Imagine bringing new life into the world under conditions that make you feel like you’re failing before you’ve even begun.
As an early-career midwife in a critically understaffed rural maternity unit, I often find myself in-charge as well, despite having only a few years of experience.
Most of my colleagues are junior also, and without senior midwives around for guidance, I’m constantly navigating situations I’ve never faced before, alone. While we are trying to operate with an over 60% staffing deficit, we are also having to accept transfers from other outlying hospitals who are on bypass due to poor staffing, sometimes even when we are on bypass ourselves!
Having to transfer women to other hospitals for care, purely due to a lack of midwifery staff, is heartbreaking and is contributing to a breakdown in trust between the local community and the healthcare system.
Most days I come home from work feeling broken, unable to give women and babies the care that they deserve and exhausted from doing unplanned overtime.
Attracting and retaining midwives in regional NSW is an uphill battle. Many nurses come to places like Tamworth to complete their midwifery training but leave when it’s done, disheartened by low pay, lack of staffing ratios, and upper management’s expectation of mandatory overtime to keep the unit safely staffed.
And why wouldn’t they leave? Midwives who work across the border in Queensland earn significantly more, have safer staffing ratios, and access to real incentives for rural work. Direct-entry midwives suffer too, with many walking away from the profession altogether. After three years of university, enduring 24/7 on-call requirements, and leaving with a huge HECS debt, they step into a field that is poorly staffed, underpaid and undervalued.
Of the 110 people I started university with, only 30 graduated, and many of them aren’t even midwives anymore.

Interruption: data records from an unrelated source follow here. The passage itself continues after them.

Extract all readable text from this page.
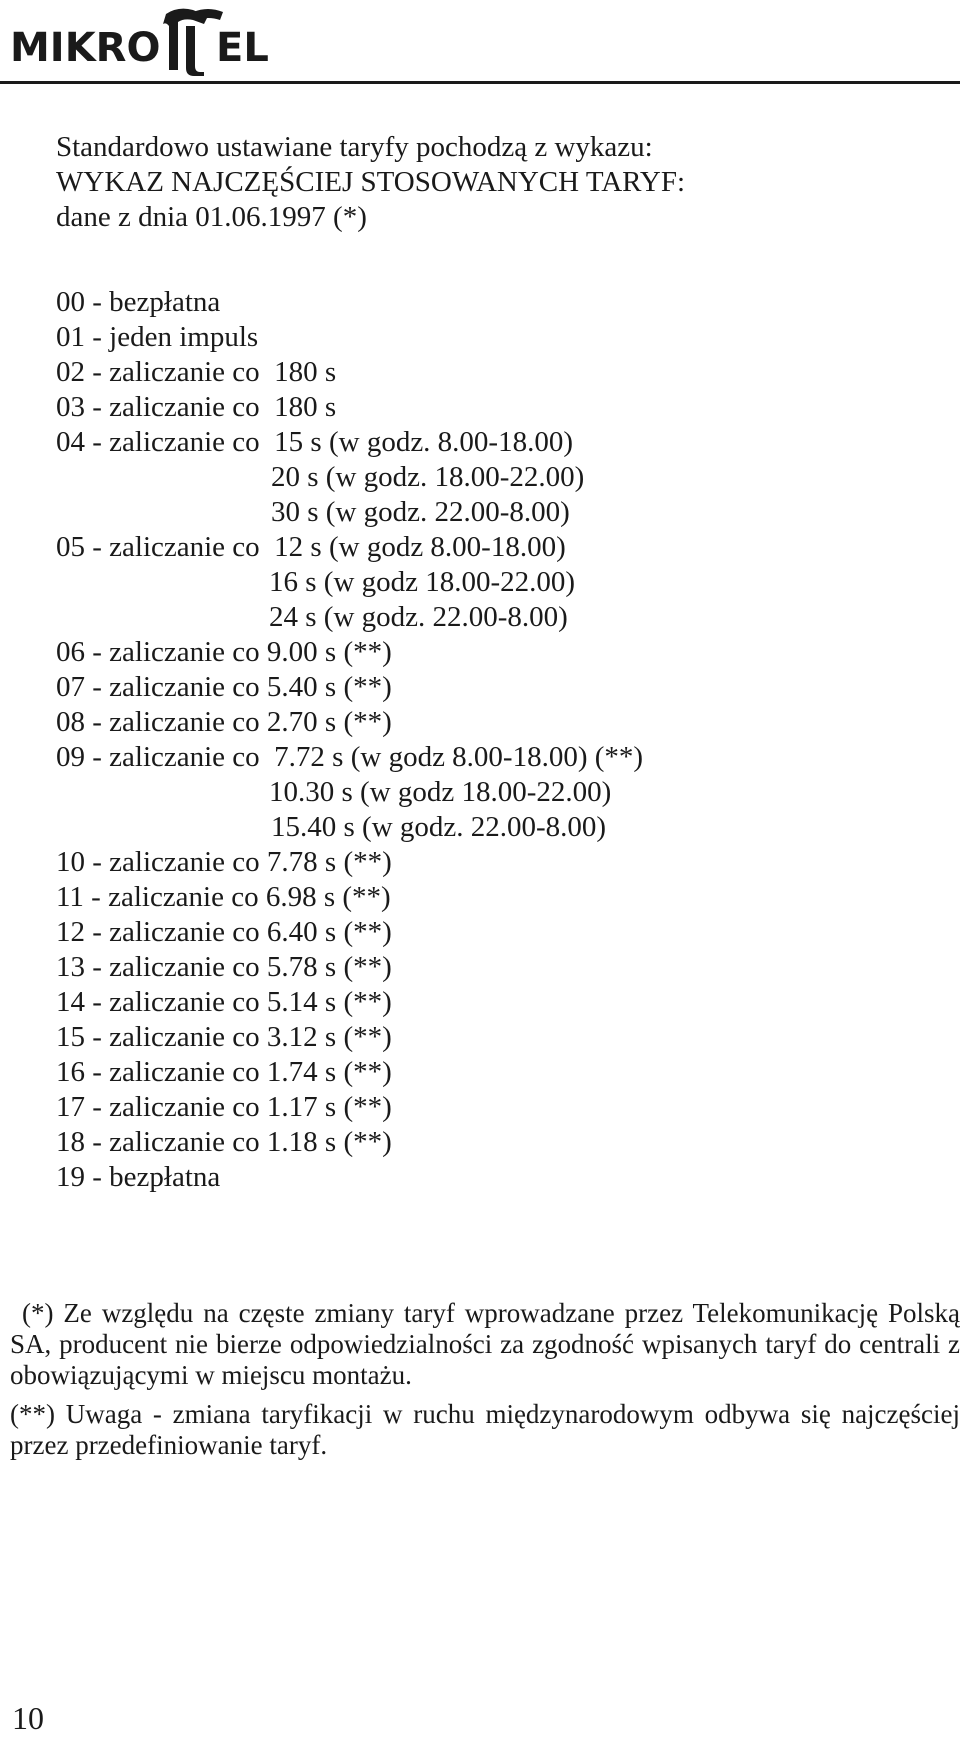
MIKRO EL
Standardowo ustawiane taryfy pochodzą z wykazu:
WYKAZ NAJCZĘŚCIEJ STOSOWANYCH TARYF:
dane z dnia 01.06.1997 (*)
00 - bezpłatna
01 - jeden impuls
02 - zaliczanie co  180 s
03 - zaliczanie co  180 s
04 - zaliczanie co  15 s (w godz. 8.00-18.00)
20 s (w godz. 18.00-22.00)
30 s (w godz. 22.00-8.00)
05 - zaliczanie co  12 s (w godz 8.00-18.00)
16 s (w godz 18.00-22.00)
24 s (w godz. 22.00-8.00)
06 - zaliczanie co 9.00 s (**)
07 - zaliczanie co 5.40 s (**)
08 - zaliczanie co 2.70 s (**)
09 - zaliczanie co  7.72 s (w godz 8.00-18.00) (**)
10.30 s (w godz 18.00-22.00)
15.40 s (w godz. 22.00-8.00)
10 - zaliczanie co 7.78 s (**)
11 - zaliczanie co 6.98 s (**)
12 - zaliczanie co 6.40 s (**)
13 - zaliczanie co 5.78 s (**)
14 - zaliczanie co 5.14 s (**)
15 - zaliczanie co 3.12 s (**)
16 - zaliczanie co 1.74 s (**)
17 - zaliczanie co 1.17 s (**)
18 - zaliczanie co 1.18 s (**)
19 - bezpłatna

(*) Ze względu na częste zmiany taryf wprowadzane przez Telekomunikację Polską SA, producent nie bierze odpowiedzialności za zgodność wpisanych taryf do centrali z obowiązującymi w miejscu montażu.

(**) Uwaga - zmiana taryfikacji w ruchu międzynarodowym odbywa się najczęściej przez przedefiniowanie taryf.

10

Most who remain have moved to Queensland, where the pay, conditions, and support are better.
NSW’s midwifery profession is in crisis – this is not just a call for change, but a cry for help. As we lose more midwives to other states, agency work, or burnout, it’s clear the current conditions make this career unsustainable. If I’d known how dire things would be, I would have chosen differently.
A 15% pay rise, safe staffing ratios, and proper incentives are not luxuries—they’re necessities. Without them, we’re at risk of losing even more dedicated midwives and leaving rural communities like ours without the care they deserve. The NSW government says they can’t afford to give nurses and midwives a 15% pay rise, but the real question is, can they afford not to?